Alors que le verdict tant attendu dans le dossier « Complot contre la sûreté de l’État 2 » devait être rendu ce mardi 8 juillet, les autorités judiciaires ont une nouvelle fois annoncé un report sans justification officielle. Ce nouvel ajournement alimente les inquiétudes sur une instrumentalisation du système judiciaire, dans un contexte politique tendu à l’approche des élections municipales de novembre.
Le doute plane quant à l’indépendance de la justice tunisienne après le report du verdict de l’affaire connue sous le nom de « Complot 2 », impliquant 21 personnes – parmi lesquelles des figures de l’opposition, des avocats, des syndicalistes et des journalistes – accusées d’avoir tenté de déstabiliser les institutions de l’État. Les charges retenues, passibles de la réclusion à perpétuité, reposent sur des soupçons de conspiration contre la sécurité nationale.
Du côté de la défense, ce report est perçu comme une « stratégie d’usure », destinée à maintenir une pression constante sur les opposants politiques. « Ce procès n’a plus rien de judiciaire.
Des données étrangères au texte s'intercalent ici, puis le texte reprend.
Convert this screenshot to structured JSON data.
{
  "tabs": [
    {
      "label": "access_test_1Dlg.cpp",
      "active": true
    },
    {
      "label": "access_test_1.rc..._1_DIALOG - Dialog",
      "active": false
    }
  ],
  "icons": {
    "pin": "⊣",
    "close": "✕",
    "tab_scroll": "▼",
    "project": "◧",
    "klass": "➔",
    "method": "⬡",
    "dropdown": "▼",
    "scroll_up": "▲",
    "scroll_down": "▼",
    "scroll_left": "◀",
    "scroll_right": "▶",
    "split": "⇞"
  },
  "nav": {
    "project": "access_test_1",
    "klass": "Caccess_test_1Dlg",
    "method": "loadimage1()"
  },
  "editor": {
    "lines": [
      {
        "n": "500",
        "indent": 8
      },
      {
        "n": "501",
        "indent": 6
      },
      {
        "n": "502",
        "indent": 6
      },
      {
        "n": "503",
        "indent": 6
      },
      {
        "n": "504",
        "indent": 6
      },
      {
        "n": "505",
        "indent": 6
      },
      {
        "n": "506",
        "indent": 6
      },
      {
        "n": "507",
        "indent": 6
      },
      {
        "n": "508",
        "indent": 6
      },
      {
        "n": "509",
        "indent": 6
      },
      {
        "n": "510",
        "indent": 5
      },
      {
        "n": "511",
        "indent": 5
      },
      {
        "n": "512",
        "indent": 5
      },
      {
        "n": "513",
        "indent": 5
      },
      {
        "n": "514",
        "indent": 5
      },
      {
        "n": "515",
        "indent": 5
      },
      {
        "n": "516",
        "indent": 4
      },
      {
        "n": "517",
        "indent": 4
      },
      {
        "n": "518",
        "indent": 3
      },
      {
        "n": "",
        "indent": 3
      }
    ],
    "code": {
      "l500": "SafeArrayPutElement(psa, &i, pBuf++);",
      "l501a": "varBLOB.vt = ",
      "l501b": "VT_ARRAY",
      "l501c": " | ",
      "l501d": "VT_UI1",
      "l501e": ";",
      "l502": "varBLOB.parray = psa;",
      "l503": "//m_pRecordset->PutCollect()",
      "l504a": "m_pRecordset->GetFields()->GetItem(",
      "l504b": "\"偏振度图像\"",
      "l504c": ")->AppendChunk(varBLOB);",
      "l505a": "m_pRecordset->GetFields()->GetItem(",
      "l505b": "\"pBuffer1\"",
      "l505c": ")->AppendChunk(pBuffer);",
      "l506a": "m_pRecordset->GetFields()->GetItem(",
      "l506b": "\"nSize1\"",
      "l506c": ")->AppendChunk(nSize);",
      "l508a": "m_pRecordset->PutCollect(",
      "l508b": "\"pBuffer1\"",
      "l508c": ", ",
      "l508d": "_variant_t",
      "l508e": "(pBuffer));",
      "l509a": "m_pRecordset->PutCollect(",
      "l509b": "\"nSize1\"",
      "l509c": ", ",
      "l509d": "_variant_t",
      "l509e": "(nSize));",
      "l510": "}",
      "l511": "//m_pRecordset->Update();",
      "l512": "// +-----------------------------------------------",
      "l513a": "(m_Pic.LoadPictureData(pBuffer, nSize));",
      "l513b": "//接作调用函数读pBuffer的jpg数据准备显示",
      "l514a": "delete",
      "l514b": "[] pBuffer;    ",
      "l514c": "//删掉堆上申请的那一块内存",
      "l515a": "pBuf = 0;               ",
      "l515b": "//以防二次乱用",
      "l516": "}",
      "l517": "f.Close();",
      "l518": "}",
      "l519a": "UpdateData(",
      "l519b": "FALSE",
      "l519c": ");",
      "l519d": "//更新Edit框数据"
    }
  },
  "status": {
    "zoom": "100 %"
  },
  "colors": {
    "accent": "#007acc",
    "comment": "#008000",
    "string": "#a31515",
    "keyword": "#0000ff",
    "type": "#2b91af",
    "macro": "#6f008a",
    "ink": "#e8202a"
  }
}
C’est un outil politique pour faire taire toute voix dissidente », a dénoncé Me Rania Hammami, avocate de deux accusés, lors d’une conférence de presse. Elle a pointé de graves atteintes aux droits de la défense, des écoutes illégales et des conditions de détention jugées inhumaines.
Plusieurs organisations de défense des droits humains – dont la LTDH, Amnesty International et Human Rights Watch – ont exprimé leur vive préoccupation face au manque de transparence du procès, aux obstacles rencontrés par les avocats, ainsi qu’à l’absence de garanties procédurales élémentaires. Dans un communiqué, elles appellent les autorités tunisiennes à respecter les normes internationales en matière de procès équitable.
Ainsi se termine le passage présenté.